Immerhin erfahren wir doch etwas mehr über unseren Vorzeigepolitiker. Er möchte liebend gern "Für Sie in den Landtag". Das nehm ich ihm ab. Für irgendwas muss ja jedesmal dieses Fluten der Stadt mit seinen Plakaten gut sein. Aber "Für Sie" bedeutet auch für mich. Och nöö, Herr Schuchardt, was wollen Sie schon für mich im Landtag tun? Sich gegen den ausufernden Überwachungsstaat einsetzen? Konsequent Bürgerbeteiligung und partizipative Demokratie in Thüringen weiter entwickeln? Soziale Ungleichheit ausmerzen und die Kluft zwischen wenigen Reichen und der Mehrheit, die kaum weiß, wie sie über die Runden kommen soll, verringern? Konsequenten Landschafts- und Naturschutz betreiben?

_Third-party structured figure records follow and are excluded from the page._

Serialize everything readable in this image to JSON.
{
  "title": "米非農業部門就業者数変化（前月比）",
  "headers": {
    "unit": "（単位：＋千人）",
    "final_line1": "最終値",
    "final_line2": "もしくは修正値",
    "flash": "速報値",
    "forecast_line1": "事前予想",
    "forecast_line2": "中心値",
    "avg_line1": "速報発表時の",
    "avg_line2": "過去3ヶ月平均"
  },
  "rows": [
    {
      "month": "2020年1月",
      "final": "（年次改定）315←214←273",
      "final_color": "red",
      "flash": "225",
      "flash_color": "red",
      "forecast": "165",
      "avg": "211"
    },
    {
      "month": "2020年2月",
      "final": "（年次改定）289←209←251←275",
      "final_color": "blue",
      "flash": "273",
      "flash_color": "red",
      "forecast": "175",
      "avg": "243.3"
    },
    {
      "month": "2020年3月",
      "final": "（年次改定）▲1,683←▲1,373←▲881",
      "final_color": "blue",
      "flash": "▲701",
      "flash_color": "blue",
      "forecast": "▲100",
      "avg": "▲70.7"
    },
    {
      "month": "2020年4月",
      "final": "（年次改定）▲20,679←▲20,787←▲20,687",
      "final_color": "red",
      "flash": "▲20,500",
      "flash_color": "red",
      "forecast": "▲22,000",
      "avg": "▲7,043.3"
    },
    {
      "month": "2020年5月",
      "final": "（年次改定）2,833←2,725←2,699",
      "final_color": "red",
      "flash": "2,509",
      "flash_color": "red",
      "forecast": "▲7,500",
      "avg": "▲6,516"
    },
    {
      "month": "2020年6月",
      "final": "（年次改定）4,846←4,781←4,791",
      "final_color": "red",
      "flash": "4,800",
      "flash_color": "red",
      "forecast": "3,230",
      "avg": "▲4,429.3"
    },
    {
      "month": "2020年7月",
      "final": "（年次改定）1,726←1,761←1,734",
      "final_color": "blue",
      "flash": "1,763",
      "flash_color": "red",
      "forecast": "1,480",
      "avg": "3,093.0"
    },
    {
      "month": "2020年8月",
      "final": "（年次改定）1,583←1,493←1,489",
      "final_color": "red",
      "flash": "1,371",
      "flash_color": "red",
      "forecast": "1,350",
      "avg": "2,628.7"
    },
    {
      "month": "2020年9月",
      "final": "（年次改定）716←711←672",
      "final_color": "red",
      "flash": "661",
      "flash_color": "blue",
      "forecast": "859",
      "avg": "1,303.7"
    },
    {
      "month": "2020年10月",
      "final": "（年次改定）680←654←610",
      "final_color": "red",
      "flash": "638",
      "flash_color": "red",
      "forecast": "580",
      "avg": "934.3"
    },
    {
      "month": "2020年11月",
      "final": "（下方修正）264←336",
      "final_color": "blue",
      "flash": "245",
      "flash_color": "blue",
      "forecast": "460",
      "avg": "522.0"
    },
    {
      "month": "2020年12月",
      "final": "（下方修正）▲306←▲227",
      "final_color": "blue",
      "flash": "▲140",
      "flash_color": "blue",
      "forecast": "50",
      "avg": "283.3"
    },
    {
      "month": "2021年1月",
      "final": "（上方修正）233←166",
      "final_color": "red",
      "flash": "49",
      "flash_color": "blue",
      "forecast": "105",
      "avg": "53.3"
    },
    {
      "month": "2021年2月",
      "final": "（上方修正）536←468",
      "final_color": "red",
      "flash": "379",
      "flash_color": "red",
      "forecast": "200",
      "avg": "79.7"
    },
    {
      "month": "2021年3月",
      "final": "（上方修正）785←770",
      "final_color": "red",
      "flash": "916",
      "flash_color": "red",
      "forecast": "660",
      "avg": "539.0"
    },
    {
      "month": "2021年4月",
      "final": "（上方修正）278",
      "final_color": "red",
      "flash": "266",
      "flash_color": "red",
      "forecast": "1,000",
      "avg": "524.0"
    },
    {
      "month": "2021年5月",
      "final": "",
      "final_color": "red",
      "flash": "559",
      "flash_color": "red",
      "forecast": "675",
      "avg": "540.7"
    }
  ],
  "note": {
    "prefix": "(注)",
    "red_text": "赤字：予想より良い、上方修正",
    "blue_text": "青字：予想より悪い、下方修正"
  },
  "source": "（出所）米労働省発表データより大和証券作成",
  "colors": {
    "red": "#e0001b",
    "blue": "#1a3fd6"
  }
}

Für eine transparente, bürgerfreundliche und serviceorientierte Verwaltung sorgen? Wann und wo haben Sie denn die letzten Jahre auch nur eines dieser Themen vertreten und vorangebracht? Irgendwie muss ich da was verpasst haben. Also für mich in den Landtag, das wird schonmal nichts.
Wir erfahren überdies, dass Herr Schuchardt "Gut für Jena" ist. Erinnert an Tablettenwerbung gegen Sodbrennen. Selbst wenn, was hat das eigentlich mit dem Landtag von Thüringen zu tun? Gehört irgendwie zum guten Ton, sich für seine Heimatstadt einsetzen zu wollen, oder? So eine Art must have des Wahlgesülzes. Macht wahrscheinlich jeder. Zum Schluss haben wir einen wilden Haufen von Landtagsabgeordneten, die alle irgendwie Gut für Stadt/Dorf XYZ sind. Das bringt das Bundesland Thüringen bestimmt total weiter.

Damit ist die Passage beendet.